3.4 The HEI’s examples of successful enhancement activities

Development and implementation of enhancement-led visits

Enhancement-led visits are aimed at strengthening organisational quality at UL Members; they also help them to plan improvements in those areas in which they wish to make progress. For UL Members, enhancement-led visits are useful from a number of aspects. During preparation, they perform a SWOT analysis of the quality assurance system and review progress by activity over three years. On this basis, they choose four topics where they wish to make improvements, then identify possible solutions and dilemmas. During an enhancement-led visit (one-day workshop) they acquire new perspectives on the (often protracted) complex challenges, establish that other UL Members are also dealing with similar challenges, share ideas, get to know other UL Members’ practices in this area, and identify their hidden, as-yet-unactivated potentials. An enhancement-led visit is concluded with concrete proposals for measures in each of the topics. These proposals are the result of joint research and reflection. A UL Member supplements and approves the measures, and includes the results in their regular planning and monitoring.

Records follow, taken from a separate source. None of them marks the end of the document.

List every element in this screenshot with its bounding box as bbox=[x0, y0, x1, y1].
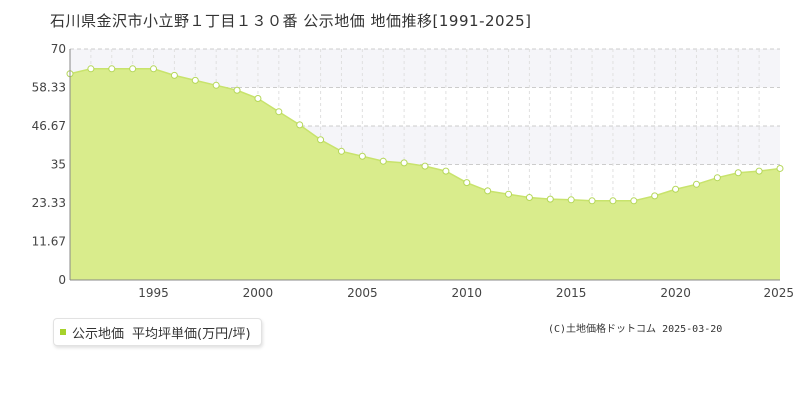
data-point bbox=[609, 197, 617, 205]
y-tick-label: 0 bbox=[58, 273, 66, 287]
data-point bbox=[150, 65, 158, 73]
x-tick-label: 2000 bbox=[243, 286, 274, 300]
data-point bbox=[442, 167, 450, 175]
data-point bbox=[651, 192, 659, 200]
data-point bbox=[546, 195, 554, 203]
y-tick-label: 46.67 bbox=[32, 119, 66, 133]
data-point bbox=[212, 81, 220, 89]
y-tick-label: 58.33 bbox=[32, 81, 66, 95]
data-point bbox=[755, 167, 763, 175]
data-point bbox=[400, 159, 408, 167]
legend: 公示地価 平均坪単価(万円/坪) bbox=[53, 318, 262, 346]
series-area-fill bbox=[70, 68, 780, 280]
data-point bbox=[421, 162, 429, 170]
x-tick-label: 2025 bbox=[763, 286, 794, 300]
x-axis-tick-labels: 1995 2000 2005 2010 2015 2020 2025 bbox=[138, 286, 794, 300]
data-point bbox=[87, 65, 95, 73]
y-tick-label: 11.67 bbox=[32, 234, 66, 248]
data-point bbox=[692, 180, 700, 188]
data-point bbox=[233, 86, 241, 94]
data-point bbox=[337, 147, 345, 155]
chart-title: 石川県金沢市小立野１丁目１３０番 公示地価 地価推移[1991-2025] bbox=[50, 12, 532, 30]
axes bbox=[69, 49, 780, 281]
data-point bbox=[588, 197, 596, 205]
data-point bbox=[525, 194, 533, 201]
data-point bbox=[317, 136, 325, 144]
data-point bbox=[170, 71, 178, 79]
x-tick-label: 1995 bbox=[138, 286, 169, 300]
legend-unit-label: 平均坪単価(万円/坪) bbox=[132, 326, 251, 342]
data-point bbox=[191, 76, 199, 84]
y-axis-tick-labels: 0 11.67 23.33 35 46.67 58.33 70 bbox=[32, 42, 66, 287]
data-point bbox=[379, 157, 387, 165]
data-point bbox=[275, 108, 283, 116]
data-point bbox=[505, 190, 513, 198]
legend-swatch bbox=[60, 329, 66, 335]
data-point bbox=[734, 169, 742, 177]
copyright-text: (C)土地価格ドットコム 2025-03-20 bbox=[548, 324, 723, 335]
data-point bbox=[630, 197, 638, 205]
data-point bbox=[776, 164, 784, 172]
x-tick-label: 2005 bbox=[347, 286, 378, 300]
legend-series-name: 公示地価 bbox=[72, 326, 125, 342]
data-point bbox=[713, 174, 721, 182]
y-tick-label: 23.33 bbox=[32, 196, 66, 210]
data-point bbox=[463, 179, 471, 187]
data-markers bbox=[66, 65, 784, 205]
y-tick-label: 35 bbox=[51, 158, 66, 172]
data-point bbox=[672, 185, 680, 193]
x-tick-label: 2020 bbox=[660, 286, 691, 300]
data-point bbox=[567, 196, 575, 204]
data-point bbox=[254, 95, 262, 102]
data-point bbox=[108, 65, 116, 73]
data-point bbox=[296, 121, 304, 129]
data-point bbox=[358, 152, 366, 160]
x-tick-label: 2010 bbox=[451, 286, 482, 300]
y-tick-label: 70 bbox=[51, 42, 66, 56]
data-point bbox=[129, 65, 137, 73]
data-point bbox=[484, 187, 492, 195]
x-tick-label: 2015 bbox=[556, 286, 587, 300]
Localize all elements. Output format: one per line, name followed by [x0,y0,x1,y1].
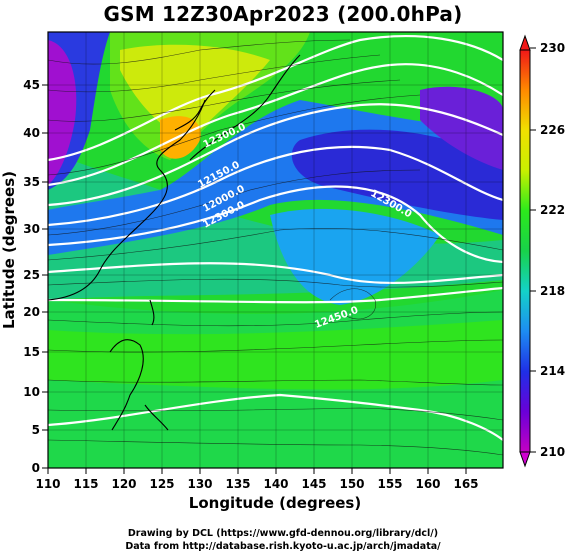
map-title: GSM 12Z30Apr2023 (200.0hPa) [103,2,463,26]
credits: Drawing by DCL (https://www.gfd-dennou.o… [0,527,566,553]
contour-line [48,393,503,441]
x-tick-label: 150 [339,477,364,491]
graticule [48,32,503,468]
contour-line [48,35,503,162]
y-tick-label: 45 [23,78,40,92]
colorbar-tick-label: 230 [540,41,565,55]
x-tick-label: 110 [35,477,60,491]
x-tick-label: 115 [73,477,98,491]
colorbar-max-arrow-icon [519,34,531,51]
x-tick-label: 155 [377,477,402,491]
y-tick-label: 15 [23,345,40,359]
x-tick-label: 120 [111,477,136,491]
colorbar-tick-label: 210 [540,445,565,459]
y-tick-label: 35 [23,175,40,189]
credit-drawing: Drawing by DCL (https://www.gfd-dennou.o… [127,528,439,539]
axis-ticks [42,84,467,474]
contour-line [48,262,503,284]
y-axis-label: Latitude (degrees) [0,171,18,329]
x-tick-labels: 110 115 120 125 130 135 140 145 150 155 … [35,477,478,491]
y-tick-label: 25 [23,268,40,282]
temperature-field [48,32,503,468]
x-tick-label: 140 [263,477,288,491]
x-tick-label: 130 [187,477,212,491]
y-tick-label: 30 [23,222,40,236]
colorbar: 210 214 218 222 226 230 [519,34,565,468]
contour-line [48,185,503,264]
coastlines [48,54,301,431]
contour-line [48,103,503,207]
contour-line [48,63,503,187]
colorbar-min-arrow-icon [519,451,531,468]
y-tick-labels: 0 5 10 15 20 25 30 35 40 45 [23,78,40,475]
y-tick-label: 0 [32,461,40,475]
height-contours [48,35,503,441]
y-tick-label: 40 [23,126,40,140]
y-tick-label: 20 [23,305,40,319]
x-axis-label: Longitude (degrees) [189,494,361,512]
x-tick-label: 135 [225,477,250,491]
colorbar-tick-label: 222 [540,203,565,217]
colorbar-tick-label: 226 [540,123,565,137]
x-tick-label: 165 [453,477,478,491]
y-tick-label: 5 [32,423,40,437]
x-tick-label: 125 [149,477,174,491]
x-tick-label: 160 [415,477,440,491]
colorbar-scale [519,49,531,453]
y-tick-label: 10 [23,385,40,399]
contour-line [48,145,503,227]
x-tick-label: 145 [301,477,326,491]
credit-data: Data from http://database.rish.kyoto-u.a… [125,541,441,552]
colorbar-tick-label: 218 [540,284,565,298]
wind-streamlines [48,39,503,456]
contour-line [48,286,503,304]
colorbar-tick-label: 214 [540,364,565,378]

Enhancement-led visits encourage cooperation between different groups and a recognition of different perspectives. The excellent facilitation stimulates the use of participatory leadership and constructive communication elsewhere (e.g. in the UL Member management, in the study process).

Enhancement-led visits develop a new view of quality, since those participating gain experience of the development of quality that is relaxed, cooperative, creative and at the same time highly focused and effective (in contrast to the otherwise common view of quality as an additional burden or control).

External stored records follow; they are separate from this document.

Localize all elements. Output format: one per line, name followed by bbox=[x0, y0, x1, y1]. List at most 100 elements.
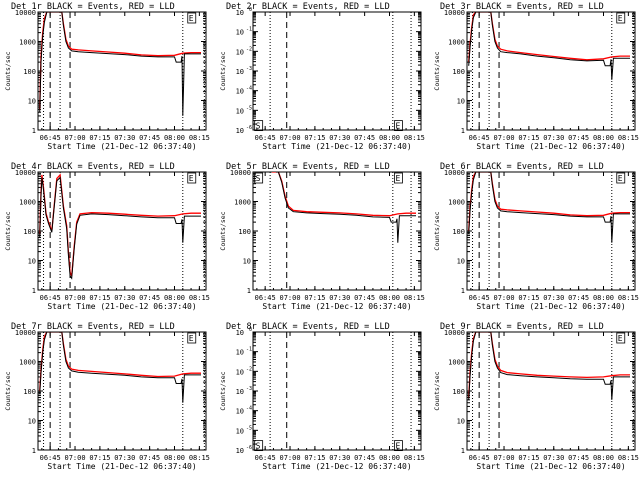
lld-series-line bbox=[39, 332, 201, 392]
y-tick-label: 10 bbox=[457, 98, 465, 106]
x-tick-label: 08:00 bbox=[164, 454, 185, 462]
chart-panel-8: Det 8r BLACK = Events, RED = LLD Counts/s… bbox=[219, 322, 425, 471]
y-tick-label: 10 -2 bbox=[236, 366, 252, 376]
chart-title: Det 6r BLACK = Events, RED = LLD bbox=[440, 162, 604, 172]
y-tick-label: 100 bbox=[23, 228, 36, 236]
y-axis-label: Counts/sec bbox=[4, 371, 12, 410]
y-tick-label: 1 bbox=[32, 447, 36, 455]
y-tick-label: 10 -3 bbox=[236, 386, 252, 396]
y-tick-label: 100 bbox=[23, 388, 36, 396]
x-tick-label: 06:45 bbox=[469, 294, 490, 302]
y-tick-label: 10 -1 bbox=[236, 347, 252, 357]
y-axis-label: Counts/sec bbox=[433, 371, 441, 410]
x-tick-label: 07:30 bbox=[114, 134, 135, 142]
y-tick-label: 100 bbox=[238, 228, 251, 236]
annotation-marker: E bbox=[187, 12, 197, 24]
svg-text:10: 10 bbox=[236, 127, 244, 135]
x-tick-label: 07:00 bbox=[64, 294, 85, 302]
y-tick-label: 10 bbox=[28, 258, 36, 266]
svg-text:E: E bbox=[189, 174, 194, 183]
svg-text:E: E bbox=[189, 334, 194, 343]
svg-text:10: 10 bbox=[236, 9, 244, 17]
x-tick-label: 06:45 bbox=[469, 454, 490, 462]
y-axis-label: Counts/sec bbox=[433, 51, 441, 90]
events-series-line bbox=[39, 176, 201, 280]
chart-panel-2: Det 2r BLACK = Events, RED = LLD Counts/s… bbox=[219, 2, 425, 151]
x-axis-label: Start Time (21-Dec-12 06:37:40) bbox=[476, 462, 625, 471]
svg-text:0: 0 bbox=[249, 7, 252, 13]
chart-title: Det 5r BLACK = Events, RED = LLD bbox=[226, 162, 390, 172]
y-tick-label: 10 -6 bbox=[236, 125, 252, 135]
x-tick-label: 08:15 bbox=[404, 294, 425, 302]
x-tick-label: 07:00 bbox=[64, 454, 85, 462]
svg-text:10: 10 bbox=[236, 368, 244, 376]
svg-text:-6: -6 bbox=[246, 445, 252, 451]
svg-text:-1: -1 bbox=[246, 347, 252, 353]
svg-text:S: S bbox=[256, 442, 261, 451]
chart-title: Det 3r BLACK = Events, RED = LLD bbox=[440, 2, 604, 12]
y-tick-label: 1000 bbox=[19, 199, 36, 207]
annotation-marker: E bbox=[616, 332, 626, 344]
x-tick-label: 07:45 bbox=[354, 134, 375, 142]
svg-text:-1: -1 bbox=[246, 27, 252, 33]
x-axis-label: Start Time (21-Dec-12 06:37:40) bbox=[47, 302, 196, 311]
svg-text:10: 10 bbox=[236, 349, 244, 357]
x-tick-label: 07:15 bbox=[304, 134, 325, 142]
y-tick-label: 1 bbox=[32, 287, 36, 295]
x-tick-label: 08:00 bbox=[379, 134, 400, 142]
x-tick-label: 07:00 bbox=[64, 134, 85, 142]
x-axis-label: Start Time (21-Dec-12 06:37:40) bbox=[47, 142, 196, 151]
x-tick-label: 08:15 bbox=[189, 294, 210, 302]
events-series-line bbox=[468, 332, 630, 400]
y-tick-label: 10 bbox=[243, 258, 251, 266]
y-tick-label: 10 -3 bbox=[236, 66, 252, 76]
chart-panel-1: Det 1r BLACK = Events, RED = LLD Counts/s… bbox=[4, 2, 210, 151]
y-tick-label: 10 -4 bbox=[236, 406, 252, 416]
plot-frame bbox=[466, 331, 636, 451]
y-tick-label: 1 bbox=[461, 127, 465, 135]
x-axis-label: Start Time (21-Dec-12 06:37:40) bbox=[262, 462, 411, 471]
chart-panel-3: Det 3r BLACK = Events, RED = LLD Counts/s… bbox=[433, 2, 639, 151]
y-axis-label: Counts/sec bbox=[219, 211, 227, 250]
svg-text:E: E bbox=[618, 174, 623, 183]
x-tick-label: 07:00 bbox=[279, 134, 300, 142]
svg-text:10: 10 bbox=[236, 29, 244, 37]
svg-text:E: E bbox=[395, 442, 400, 451]
svg-text:-5: -5 bbox=[246, 105, 252, 111]
y-tick-label: 100 bbox=[23, 68, 36, 76]
annotation-marker: S bbox=[254, 440, 264, 452]
y-tick-label: 10000 bbox=[15, 169, 36, 177]
chart-panel-4: Det 4r BLACK = Events, RED = LLD Counts/s… bbox=[4, 162, 210, 311]
y-tick-label: 1000 bbox=[19, 359, 36, 367]
svg-text:E: E bbox=[618, 334, 623, 343]
y-tick-label: 100 bbox=[452, 388, 465, 396]
x-tick-label: 07:30 bbox=[329, 134, 350, 142]
x-tick-label: 07:15 bbox=[304, 294, 325, 302]
x-tick-label: 07:30 bbox=[114, 454, 135, 462]
chart-panel-5: Det 5r BLACK = Events, RED = LLD Counts/s… bbox=[219, 162, 425, 311]
chart-panel-9: Det 9r BLACK = Events, RED = LLD Counts/s… bbox=[433, 322, 639, 471]
y-tick-label: 1 bbox=[32, 127, 36, 135]
x-tick-label: 08:15 bbox=[618, 454, 639, 462]
x-axis-label: Start Time (21-Dec-12 06:37:40) bbox=[476, 302, 625, 311]
svg-text:-3: -3 bbox=[246, 66, 252, 72]
events-series-line bbox=[39, 12, 201, 116]
svg-text:-5: -5 bbox=[246, 425, 252, 431]
plot-frame bbox=[252, 331, 422, 451]
plot-frame bbox=[252, 171, 422, 291]
x-axis-label: Start Time (21-Dec-12 06:37:40) bbox=[47, 462, 196, 471]
x-axis-label: Start Time (21-Dec-12 06:37:40) bbox=[262, 302, 411, 311]
annotation-marker: S bbox=[254, 120, 264, 132]
x-tick-label: 07:00 bbox=[493, 294, 514, 302]
x-tick-label: 08:00 bbox=[593, 294, 614, 302]
svg-text:E: E bbox=[618, 14, 623, 23]
x-tick-label: 08:00 bbox=[164, 294, 185, 302]
svg-text:10: 10 bbox=[236, 427, 244, 435]
y-tick-label: 1000 bbox=[448, 359, 465, 367]
plot-frame bbox=[37, 331, 207, 451]
x-tick-label: 07:30 bbox=[329, 294, 350, 302]
x-tick-label: 07:45 bbox=[568, 294, 589, 302]
x-tick-label: 07:45 bbox=[139, 294, 160, 302]
x-tick-label: 07:45 bbox=[139, 454, 160, 462]
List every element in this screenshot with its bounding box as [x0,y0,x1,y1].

Enhancement-led visits encourage cooperation within a UL Member, between UL Members and with UL, and strengthen mutual trust.

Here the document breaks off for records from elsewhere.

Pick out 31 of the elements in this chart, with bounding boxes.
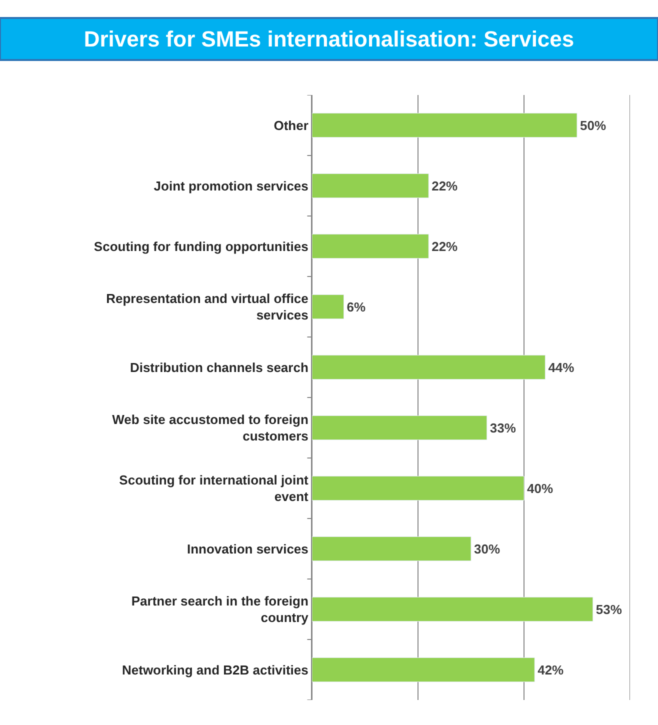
y-tick-label: Distribution channels search [130,360,308,375]
chart-title: Drivers for SMEs internationalisation: Services [84,26,574,52]
bar [312,657,535,682]
y-tick-label: Scouting for international joint event [119,472,310,504]
data-label: 22% [432,178,458,194]
bar [312,596,594,622]
y-tick-label: Partner search in the foreign country [131,593,310,626]
y-tick-label: Innovation services [187,541,308,556]
y-tick-label: Scouting for funding opportunities [94,238,308,254]
bar [312,536,472,562]
y-tick-label: Representation and virtual office services [106,290,308,323]
data-label: 53% [596,602,622,617]
data-label: 6% [346,299,366,314]
y-tick-label: Joint promotion services [154,178,308,194]
data-label: 42% [538,662,564,678]
data-label: 50% [580,118,606,133]
bar [312,173,429,198]
bar [312,234,429,259]
data-label: 33% [490,420,516,436]
y-tick-label: Other [274,118,308,133]
data-label: 22% [432,238,458,254]
bar [312,476,524,501]
bar [312,415,488,440]
data-label: 30% [474,541,500,556]
y-tick-label: Web site accustomed to foreign customers [112,412,308,444]
y-tick-label: Networking and B2B activities [122,662,308,678]
bar [312,354,546,380]
data-label: 40% [527,480,554,496]
bar [312,112,578,138]
bar [312,294,344,320]
data-label: 44% [548,360,575,375]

By taking part in enhancement-led visits, UL Members gain a more comprehensive overview of their operation and an incentive to identify priority topics in which they wish to make improvements.

Training for better preparation of measures for improvements

The way the measures are set out in UL Members’ business reports and study programme self-evaluation reports vary greatly in quality. The quality fluctuates greatly between UL Members, and even between areas within an individual report and between study programme reports.

Comments or objectives often take the place of measures and the measures are often not set out with sufficient precision. Training for the successful preparation of measures has been provided since 2015. The training provider gives participants concrete feedback on their UL Members’ or study programmes’ measures. They note that the quality of the written (proposals for) measures in the plans and reports is improving.

Quality Culture Programme

UL first began to systematically carry out training for the development of all staff and training aimed at teaching development as part of the KUL project. Participants identified the topics, method of work (experiential learning with reflection) and providers as important for their development and work. Owing to the positive response from participants, the UL leadership decided, at the end of the project, to continue the training and provide it with its own funds. We subsequently carried out teacher training within the INOVUP project, and continued general training within Quality Culture Programme using our own funds.

Effects of improvements: empowering staff with important skills, supporting cooperation, good communication and care for psychophysical health as important UL values.

Connecting and establishing trust between different groups of staff, different UL Members and with the UL, developing affiliation with the UL.